Hogmanay celebrations were a quiet affair this year (Photo: Anthony Bielenstein/Shutterstock)
Hogmanay celebrations were a quiet affair this year (Photo: Anthony Bielenstein/Shutterstock)

Ushering in the New Year is often a time for reflection. How do we look back on the long mush that was 2021?

From the here and now, it feels difficult to pick out lessons learned, regrets or hiccups, and form them into the usual ragged list of New Year resolutions. Where do you start? Only with the vague notion that 2022 will surely be better, no matter what one puts on the list.

When we look back, we chalk up our years and time by the stuff that we did or what we experienced. What did we experience in 2021? Most of us did very little, I think, in comparison to what we might consider normal.

I, for one, found small delight in going to the hairdresser and chatting with the wifies in the local delicatessen. We all experienced the tantalising prospect of another lockdown, which didn’t happen, yet still might.

Storm Arwen was a nightmare within a nightmare

It is hard to pick out the threads of what exactly occurred outside of “another pandemic year”. One thing that left a mark on me and most of us was Storm Arwen. I wondered if that would have been quite the same malarkey if we’d all managed to go about our usual business, or on holidays, or to parties.
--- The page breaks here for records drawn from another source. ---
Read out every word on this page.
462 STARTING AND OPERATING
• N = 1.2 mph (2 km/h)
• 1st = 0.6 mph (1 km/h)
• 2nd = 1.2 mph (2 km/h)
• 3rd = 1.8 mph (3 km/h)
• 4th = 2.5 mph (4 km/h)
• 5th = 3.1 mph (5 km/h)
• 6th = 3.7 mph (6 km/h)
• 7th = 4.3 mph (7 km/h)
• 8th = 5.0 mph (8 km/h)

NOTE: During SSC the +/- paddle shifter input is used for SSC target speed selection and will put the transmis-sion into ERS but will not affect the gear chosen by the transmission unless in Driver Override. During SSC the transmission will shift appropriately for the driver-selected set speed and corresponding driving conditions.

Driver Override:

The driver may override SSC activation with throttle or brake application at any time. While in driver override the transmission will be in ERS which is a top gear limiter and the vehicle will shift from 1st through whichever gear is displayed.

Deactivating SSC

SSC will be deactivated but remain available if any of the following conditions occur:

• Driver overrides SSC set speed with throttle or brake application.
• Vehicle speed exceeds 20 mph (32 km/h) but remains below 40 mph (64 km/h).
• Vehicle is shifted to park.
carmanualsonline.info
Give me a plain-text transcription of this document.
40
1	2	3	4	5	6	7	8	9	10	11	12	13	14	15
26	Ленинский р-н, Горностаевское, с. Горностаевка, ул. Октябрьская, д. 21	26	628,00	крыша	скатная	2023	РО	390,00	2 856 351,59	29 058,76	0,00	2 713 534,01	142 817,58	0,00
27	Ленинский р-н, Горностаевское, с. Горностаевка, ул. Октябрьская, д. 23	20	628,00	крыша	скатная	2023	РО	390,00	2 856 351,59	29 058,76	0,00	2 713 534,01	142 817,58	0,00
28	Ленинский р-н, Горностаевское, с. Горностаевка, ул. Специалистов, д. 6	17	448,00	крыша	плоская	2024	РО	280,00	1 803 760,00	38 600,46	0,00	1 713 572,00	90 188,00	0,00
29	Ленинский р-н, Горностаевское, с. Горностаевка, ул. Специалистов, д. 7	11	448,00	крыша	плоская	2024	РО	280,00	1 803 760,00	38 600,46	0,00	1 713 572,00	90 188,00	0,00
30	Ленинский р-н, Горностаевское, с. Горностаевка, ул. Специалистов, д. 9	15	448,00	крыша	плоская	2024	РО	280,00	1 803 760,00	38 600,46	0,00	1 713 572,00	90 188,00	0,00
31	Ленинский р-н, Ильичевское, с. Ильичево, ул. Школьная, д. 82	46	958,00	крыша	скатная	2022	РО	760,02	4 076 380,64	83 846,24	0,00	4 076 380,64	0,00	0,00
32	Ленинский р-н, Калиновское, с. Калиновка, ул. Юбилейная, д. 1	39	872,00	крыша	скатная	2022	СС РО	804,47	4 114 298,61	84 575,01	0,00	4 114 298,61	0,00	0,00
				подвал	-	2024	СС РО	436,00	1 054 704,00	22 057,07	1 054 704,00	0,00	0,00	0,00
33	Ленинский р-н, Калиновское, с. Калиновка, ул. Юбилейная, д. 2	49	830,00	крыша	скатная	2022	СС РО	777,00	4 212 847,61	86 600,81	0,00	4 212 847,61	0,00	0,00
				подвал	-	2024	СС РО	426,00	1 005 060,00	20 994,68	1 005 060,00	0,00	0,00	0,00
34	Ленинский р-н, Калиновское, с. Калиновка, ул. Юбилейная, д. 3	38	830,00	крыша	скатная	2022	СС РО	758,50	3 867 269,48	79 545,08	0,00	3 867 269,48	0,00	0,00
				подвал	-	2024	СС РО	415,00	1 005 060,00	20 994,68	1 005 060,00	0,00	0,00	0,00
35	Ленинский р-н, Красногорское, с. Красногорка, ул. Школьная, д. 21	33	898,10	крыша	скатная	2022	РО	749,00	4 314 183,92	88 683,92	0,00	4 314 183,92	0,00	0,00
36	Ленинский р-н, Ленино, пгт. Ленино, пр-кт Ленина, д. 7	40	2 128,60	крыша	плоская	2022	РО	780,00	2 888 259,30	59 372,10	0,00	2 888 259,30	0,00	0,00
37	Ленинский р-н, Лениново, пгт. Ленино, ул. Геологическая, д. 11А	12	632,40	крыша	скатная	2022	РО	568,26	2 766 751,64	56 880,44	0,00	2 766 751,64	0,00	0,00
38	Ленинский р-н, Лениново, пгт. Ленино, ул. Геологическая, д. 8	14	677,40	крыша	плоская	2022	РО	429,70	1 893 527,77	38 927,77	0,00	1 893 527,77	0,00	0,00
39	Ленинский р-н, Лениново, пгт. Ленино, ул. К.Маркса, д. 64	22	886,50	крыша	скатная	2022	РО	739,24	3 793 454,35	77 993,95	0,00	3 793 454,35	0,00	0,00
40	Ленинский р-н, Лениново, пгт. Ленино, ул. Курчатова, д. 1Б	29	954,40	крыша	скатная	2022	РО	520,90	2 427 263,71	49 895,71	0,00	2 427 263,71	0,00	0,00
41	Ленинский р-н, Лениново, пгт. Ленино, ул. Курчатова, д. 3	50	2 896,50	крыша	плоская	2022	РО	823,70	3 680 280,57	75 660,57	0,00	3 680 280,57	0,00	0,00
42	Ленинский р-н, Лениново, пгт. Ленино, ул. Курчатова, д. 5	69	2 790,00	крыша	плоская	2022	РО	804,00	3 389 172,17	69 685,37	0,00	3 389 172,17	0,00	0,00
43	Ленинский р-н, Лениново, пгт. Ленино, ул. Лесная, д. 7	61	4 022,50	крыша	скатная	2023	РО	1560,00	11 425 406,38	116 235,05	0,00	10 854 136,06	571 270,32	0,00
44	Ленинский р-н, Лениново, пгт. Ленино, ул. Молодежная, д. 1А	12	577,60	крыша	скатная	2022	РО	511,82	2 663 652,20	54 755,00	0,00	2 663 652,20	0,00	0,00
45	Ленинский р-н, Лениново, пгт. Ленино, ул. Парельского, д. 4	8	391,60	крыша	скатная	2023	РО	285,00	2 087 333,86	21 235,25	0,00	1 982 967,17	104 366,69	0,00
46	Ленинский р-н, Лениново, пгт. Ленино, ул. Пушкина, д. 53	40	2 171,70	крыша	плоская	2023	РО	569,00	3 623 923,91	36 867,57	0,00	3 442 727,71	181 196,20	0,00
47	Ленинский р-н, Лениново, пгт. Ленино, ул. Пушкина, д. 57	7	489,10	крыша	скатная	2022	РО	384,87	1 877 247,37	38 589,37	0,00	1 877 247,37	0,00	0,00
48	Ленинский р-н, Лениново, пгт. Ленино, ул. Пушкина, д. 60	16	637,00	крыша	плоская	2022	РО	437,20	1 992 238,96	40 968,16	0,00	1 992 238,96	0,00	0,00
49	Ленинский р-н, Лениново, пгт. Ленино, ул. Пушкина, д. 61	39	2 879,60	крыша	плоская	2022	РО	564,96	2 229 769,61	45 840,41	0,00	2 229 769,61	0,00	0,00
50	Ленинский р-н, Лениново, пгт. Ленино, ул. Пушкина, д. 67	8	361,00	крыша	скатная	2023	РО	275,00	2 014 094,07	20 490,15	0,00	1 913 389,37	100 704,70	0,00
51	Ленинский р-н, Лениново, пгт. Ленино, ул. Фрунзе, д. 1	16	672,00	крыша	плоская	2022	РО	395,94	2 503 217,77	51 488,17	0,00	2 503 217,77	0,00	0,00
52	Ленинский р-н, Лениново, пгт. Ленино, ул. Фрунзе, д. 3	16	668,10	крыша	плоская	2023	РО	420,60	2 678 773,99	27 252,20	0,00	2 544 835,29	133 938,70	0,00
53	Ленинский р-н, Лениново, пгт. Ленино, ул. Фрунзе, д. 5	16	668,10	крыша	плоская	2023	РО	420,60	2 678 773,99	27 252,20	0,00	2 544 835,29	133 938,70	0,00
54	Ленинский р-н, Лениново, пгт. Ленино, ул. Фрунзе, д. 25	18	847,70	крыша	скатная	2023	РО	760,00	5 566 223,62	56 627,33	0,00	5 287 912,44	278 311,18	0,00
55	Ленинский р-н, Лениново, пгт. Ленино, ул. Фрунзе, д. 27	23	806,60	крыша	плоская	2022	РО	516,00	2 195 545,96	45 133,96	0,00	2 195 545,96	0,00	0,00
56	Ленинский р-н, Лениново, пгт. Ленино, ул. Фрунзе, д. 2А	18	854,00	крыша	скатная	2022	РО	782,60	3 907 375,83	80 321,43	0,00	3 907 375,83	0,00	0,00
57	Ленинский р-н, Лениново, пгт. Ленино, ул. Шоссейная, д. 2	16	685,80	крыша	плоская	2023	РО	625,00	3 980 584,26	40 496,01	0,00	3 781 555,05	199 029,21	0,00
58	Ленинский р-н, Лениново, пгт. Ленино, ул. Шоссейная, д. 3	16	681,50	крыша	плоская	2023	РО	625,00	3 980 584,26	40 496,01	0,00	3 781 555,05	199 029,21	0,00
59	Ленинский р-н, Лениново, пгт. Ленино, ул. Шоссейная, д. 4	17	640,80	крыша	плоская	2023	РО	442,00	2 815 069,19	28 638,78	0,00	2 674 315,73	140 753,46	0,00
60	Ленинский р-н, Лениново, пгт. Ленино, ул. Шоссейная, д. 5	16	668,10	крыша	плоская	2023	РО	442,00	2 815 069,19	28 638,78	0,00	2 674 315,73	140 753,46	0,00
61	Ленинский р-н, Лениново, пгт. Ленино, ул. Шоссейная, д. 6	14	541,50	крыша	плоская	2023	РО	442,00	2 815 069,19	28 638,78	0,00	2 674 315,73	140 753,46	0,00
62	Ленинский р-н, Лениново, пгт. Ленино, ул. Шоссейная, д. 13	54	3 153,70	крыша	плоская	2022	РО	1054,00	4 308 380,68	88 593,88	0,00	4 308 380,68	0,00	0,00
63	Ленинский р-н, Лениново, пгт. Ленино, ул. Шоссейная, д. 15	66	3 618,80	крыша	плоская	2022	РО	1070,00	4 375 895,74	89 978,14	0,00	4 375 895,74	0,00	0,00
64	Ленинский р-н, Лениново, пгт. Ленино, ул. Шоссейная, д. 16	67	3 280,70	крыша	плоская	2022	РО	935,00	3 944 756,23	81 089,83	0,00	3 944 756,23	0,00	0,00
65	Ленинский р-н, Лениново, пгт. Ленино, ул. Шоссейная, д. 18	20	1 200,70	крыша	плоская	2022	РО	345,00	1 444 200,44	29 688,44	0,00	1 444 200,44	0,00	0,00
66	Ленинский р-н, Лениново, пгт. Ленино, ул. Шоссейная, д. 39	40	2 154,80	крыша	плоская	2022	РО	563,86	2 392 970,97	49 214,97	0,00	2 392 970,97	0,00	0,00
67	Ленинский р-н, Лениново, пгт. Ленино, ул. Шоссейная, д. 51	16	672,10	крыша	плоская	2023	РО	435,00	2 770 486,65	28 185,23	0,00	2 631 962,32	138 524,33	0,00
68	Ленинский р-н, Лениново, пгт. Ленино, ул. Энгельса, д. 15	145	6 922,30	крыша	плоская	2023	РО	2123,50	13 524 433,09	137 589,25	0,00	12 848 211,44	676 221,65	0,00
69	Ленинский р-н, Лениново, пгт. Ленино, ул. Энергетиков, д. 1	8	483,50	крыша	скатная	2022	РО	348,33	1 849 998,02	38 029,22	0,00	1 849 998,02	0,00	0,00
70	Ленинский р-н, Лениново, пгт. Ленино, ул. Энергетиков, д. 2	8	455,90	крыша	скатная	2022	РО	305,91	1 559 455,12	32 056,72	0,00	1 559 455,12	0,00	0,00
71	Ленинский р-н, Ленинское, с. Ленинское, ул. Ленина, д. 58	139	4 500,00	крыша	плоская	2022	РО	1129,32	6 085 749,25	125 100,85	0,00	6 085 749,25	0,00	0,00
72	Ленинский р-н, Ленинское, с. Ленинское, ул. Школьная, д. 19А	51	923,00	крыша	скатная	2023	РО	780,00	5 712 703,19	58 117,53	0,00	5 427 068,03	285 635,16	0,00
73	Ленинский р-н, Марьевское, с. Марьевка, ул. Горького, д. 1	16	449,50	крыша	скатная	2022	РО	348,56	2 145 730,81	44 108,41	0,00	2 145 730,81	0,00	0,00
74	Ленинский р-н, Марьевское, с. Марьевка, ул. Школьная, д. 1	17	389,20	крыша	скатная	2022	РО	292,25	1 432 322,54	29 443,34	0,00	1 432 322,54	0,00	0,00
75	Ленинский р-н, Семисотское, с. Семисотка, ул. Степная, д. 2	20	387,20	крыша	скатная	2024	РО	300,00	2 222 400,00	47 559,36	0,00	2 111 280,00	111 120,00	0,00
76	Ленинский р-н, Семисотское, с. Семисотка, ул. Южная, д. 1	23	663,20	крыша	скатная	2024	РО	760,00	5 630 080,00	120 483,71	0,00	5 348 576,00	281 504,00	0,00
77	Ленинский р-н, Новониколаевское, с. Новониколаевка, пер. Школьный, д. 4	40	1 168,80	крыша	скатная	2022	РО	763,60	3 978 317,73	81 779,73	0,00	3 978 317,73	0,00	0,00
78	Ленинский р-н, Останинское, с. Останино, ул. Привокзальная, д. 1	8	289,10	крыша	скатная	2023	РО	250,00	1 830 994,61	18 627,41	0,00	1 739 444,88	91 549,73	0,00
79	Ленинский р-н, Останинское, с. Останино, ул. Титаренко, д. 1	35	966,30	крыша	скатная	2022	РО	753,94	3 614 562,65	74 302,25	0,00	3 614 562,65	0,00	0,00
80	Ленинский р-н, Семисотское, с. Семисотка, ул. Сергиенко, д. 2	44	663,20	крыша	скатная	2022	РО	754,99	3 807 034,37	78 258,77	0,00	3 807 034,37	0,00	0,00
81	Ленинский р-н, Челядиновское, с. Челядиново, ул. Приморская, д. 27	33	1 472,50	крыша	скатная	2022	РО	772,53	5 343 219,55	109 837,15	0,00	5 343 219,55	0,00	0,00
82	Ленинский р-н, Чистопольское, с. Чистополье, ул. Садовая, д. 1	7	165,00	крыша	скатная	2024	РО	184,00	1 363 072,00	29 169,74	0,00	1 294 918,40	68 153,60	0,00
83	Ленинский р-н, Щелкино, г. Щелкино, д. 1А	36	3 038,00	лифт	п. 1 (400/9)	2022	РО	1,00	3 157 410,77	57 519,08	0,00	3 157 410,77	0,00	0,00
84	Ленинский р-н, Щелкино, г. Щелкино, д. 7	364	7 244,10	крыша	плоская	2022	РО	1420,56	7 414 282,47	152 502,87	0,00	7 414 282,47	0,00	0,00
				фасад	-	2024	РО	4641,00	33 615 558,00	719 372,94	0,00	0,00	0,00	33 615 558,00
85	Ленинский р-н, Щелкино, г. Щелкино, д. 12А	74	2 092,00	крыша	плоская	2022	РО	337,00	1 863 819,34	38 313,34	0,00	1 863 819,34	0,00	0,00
However, I then went to Banff and Huntly with my Dad at Christmas and I saw the scars left on the landscape of the shire. The memory of this storm will last a long time. It’s everywhere, in places which are now, to the habit of the eye, inexplicably changed and forever unusual, where once they were home.

Another tree in nearby Carnie Drive, part of the damage caused by Storm Arwen. Picture by Kath Flannery/DCT Media.
Damage caused by Storm Arwen will forever change the landscape of the north-east (Photo: Kath Flannery/DCT Media)

Work brought me to Bristol, another wonderful city, the week after Storm Arwen. Carving out a little tourist time around lunch, my colleague and I visited the cathedral – a huge building that has stood in some form since the 12th century.

A tour guide asked us where we were from and we said Scotland. She asked how everyone was after the “awful storm”. I told her I was from Aberdeen and that thousands of people nearby still had no power. I’m not sure that I’ve ever felt so homesick in my life.

Stepping quietly into 2022

For New Year’s Eve, we visited friends near Lumsden. Like ours, their plans had fallen through as intended guests either tested positive or became symptomatic with Covid.

It is easy to forget how truly dark it is at night in Aberdeenshire, away from the city and streetlights. The stars were bright through the clouds, the overcast sky gently illuminated by fireworks flashing in unseen locations, as we silently passed into 2022.

Starry night skies away from city light pollution (Photo: andy morehouse/Shutterstock)

On New Year’s Day, after some very needed recovery, we drove to Dufftown. We stopped at an extremely windy Auchindoun Castle, then went on to Tomintoul and back toward Aberdeen through beautiful Strathdon.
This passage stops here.